Roger Mello sempre foi fascinado por mapas. Ilustrador premiado nove vezes com o Jabuti, ele encara a arte da cartografia como uma combinação perfeita e indissociável entre imagem e palavra. Se há uma superfície na qual as duas são quase a mesma coisa é no traçado de um mapa. Nada mais natural, então, do que escolher um copista como protagonista de W, primeiro romance do autor, cujo lançamento está marcado para hoje na Livraria Cultura. Não há ilustrações no livro e esse detalhe tem um propósito: a matéria de trabalho do protagonista era também alvo de alta confidencialidade nos tempos das grandes navegações. Logo, o mistério da imagem é necessário. Assim como a linguagem da Mello na narrativa.

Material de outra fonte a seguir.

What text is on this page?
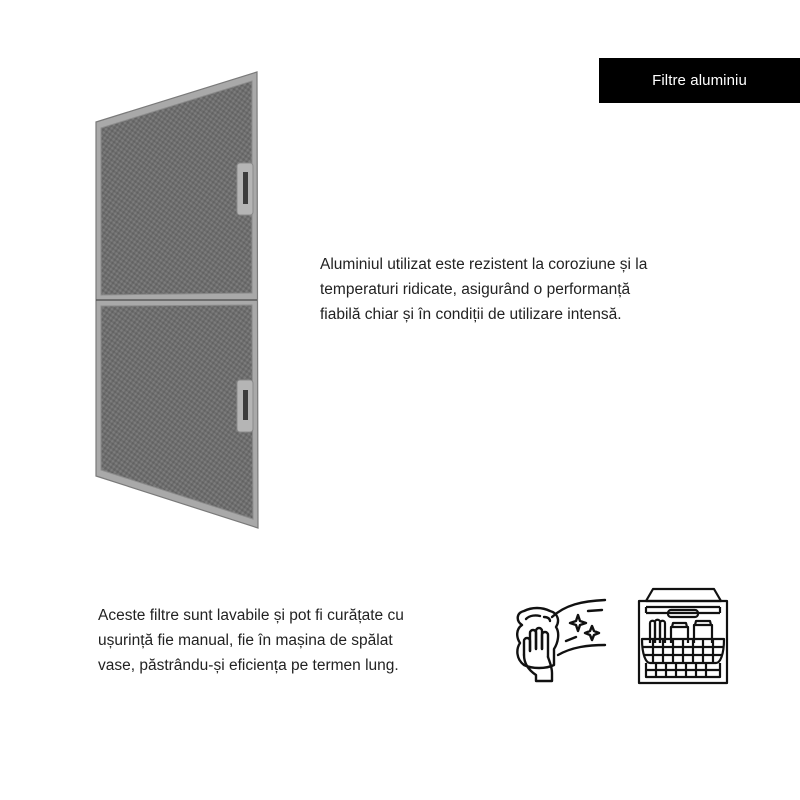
Filtre aluminiu
Aluminiul utilizat este rezistent la coroziune și la
temperaturi ridicate, asigurând o performanță
fiabilă chiar și în condiții de utilizare intensă.
Aceste filtre sunt lavabile și pot fi curățate cu
ușurință fie manual, fie în mașina de spălat
vase, păstrându-și eficiența pe termen lung.
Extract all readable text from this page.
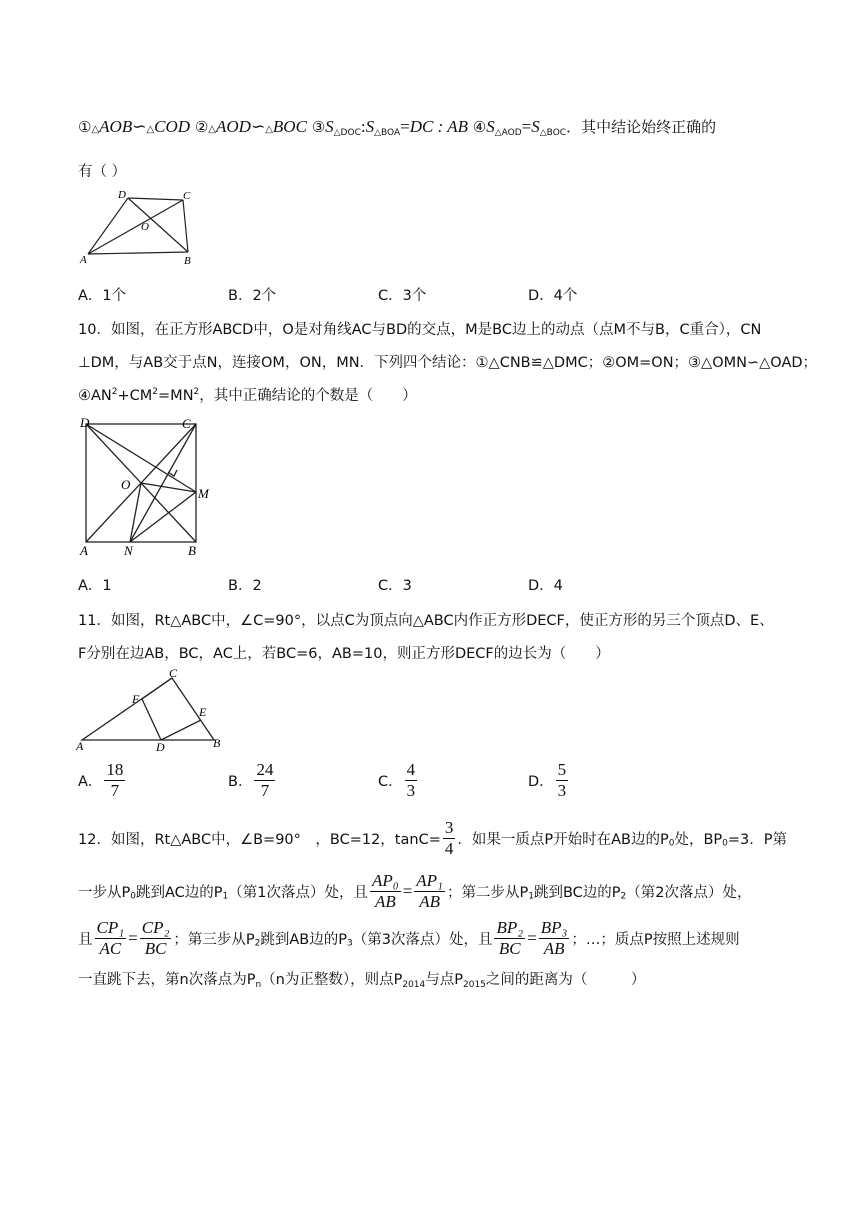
①△AOB∽△COD ②△AOD∽△BOC $③S_{\triangle DOC}:S_{\triangle BOA}=DC$ : AB $④S_{\triangle AOD}=S_{\triangle BOC}$．其中结论始终正确的
有（ ）
D	C
O
A	B
A．1个	B．2个	C．3个	D．4个
10．如图，在正方形ABCD中，O是对角线AC与BD的交点，M是BC边上的动点（点M不与B，C重合），CN
⊥DM，与AB交于点N，连接OM，ON，MN．下列四个结论：①△CNB≌△DMC；②OM=ON；③△OMN∽△OAD；
$④AN^2+CM^2=MN^2$，其中正确结论的个数是（　　）
D	C
O
M
A	N	B
A．1	B．2	C．3	D．4
11．如图，Rt△ABC中，∠C=90°，以点C为顶点向△ABC内作正方形DECF，使正方形的另三个顶点D、E、
F分别在边AB，BC，AC上，若BC=6，AB=10，则正方形DECF的边长为（　　）
C
F
E
A	D	B
A． $\frac{18}{7}$	B． $\frac{24}{7}$	C． $\frac{4}{3}$	D． $\frac{5}{3}$
12．如图，Rt△ABC中，∠B=90°　，BC=12，$\tan C= \frac{3}{4}$ ．如果一质点P开始时在AB边的$P_0$处，$BP_0=3$．P第
一步从$P_0$跳到AC边的$P_1$（第1次落点）处，且 $\frac{\text{AP₀}}{AB} = \frac{\text{AP₁}}{AB}$ ；第二步从$P_1$跳到BC边的$P_2$（第2次落点）处，
且 $\frac{\text{CP₁}}{AC} = \frac{\text{CP₂}}{BC}$ ；第三步从$P_2$跳到AB边的$P_3$（第3次落点）处，且 $\frac{\text{BP₂}}{BC} = \frac{\text{BP₃}}{AB}$ ；…；质点P按照上述规则
一直跳下去，第n次落点为$P_n(n$为正整数），则点$P_{2014}$与点$P_{2015}$之间的距离为（　　　）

O copista, que o leitor passa a conhecer apenas como W, trabalha ao lado de um cartógrafo, como assistente que, além de reproduzir (muito bem) o trabalho alheio, ajuda na confecção dos pigmentos e é responsável por preparar os pergaminhos que vão receber os mapas. A história se passa em Lisboa (Portugal), mas, segundo Mello, poderia ser em qualquer lugar. O tempo, como indica a importância da cartografia, é colonial, mas também há ousadias do autor ao sugerir um tempo flexível e embaralhar a certeza do leitor quando coloca o copista dentro de um avião rumo ao Pacífico. ;O livro se passa em qualquer lugar;, avisa o autor. ;Em tese, é em Portugal porque a Casa da Mina era em Portugal, mas o personagem está num não lugar. O lugar é o tempo. E quando você pergunta quem ele é, sou eu também. Mas não tenho nada a ver com esse personagem, não sou tão conturbado.;
W viaja por meio do mapa. Não chega a sair de Portugal fisicamente, mas mergulha nas navegações que levam a lugares distantes e, na maioria das vezes, desconhecido. Já Mello é um viajante real. Não há nada de imaginário nos 14 países que visitou no ano passado e dois deles são especialmente caros ao autor. ;Sou o rei do nomadismo;, brinca.
O próprio Mello não sabia ao certo onde a história iria levá-lo. Nem o personagem. ;Como a história é toda feita de vai e volta, de pistas, de digressões e de simulações, talvez o personagem falsifique também as informações. E algumas podem ser pistas falsas;, avisa.
W
De Roger Mello. Global Editora, 136 páginas. R$ 39. Lançamento neste sábado (3/3), às 16h na Livraria Cultura.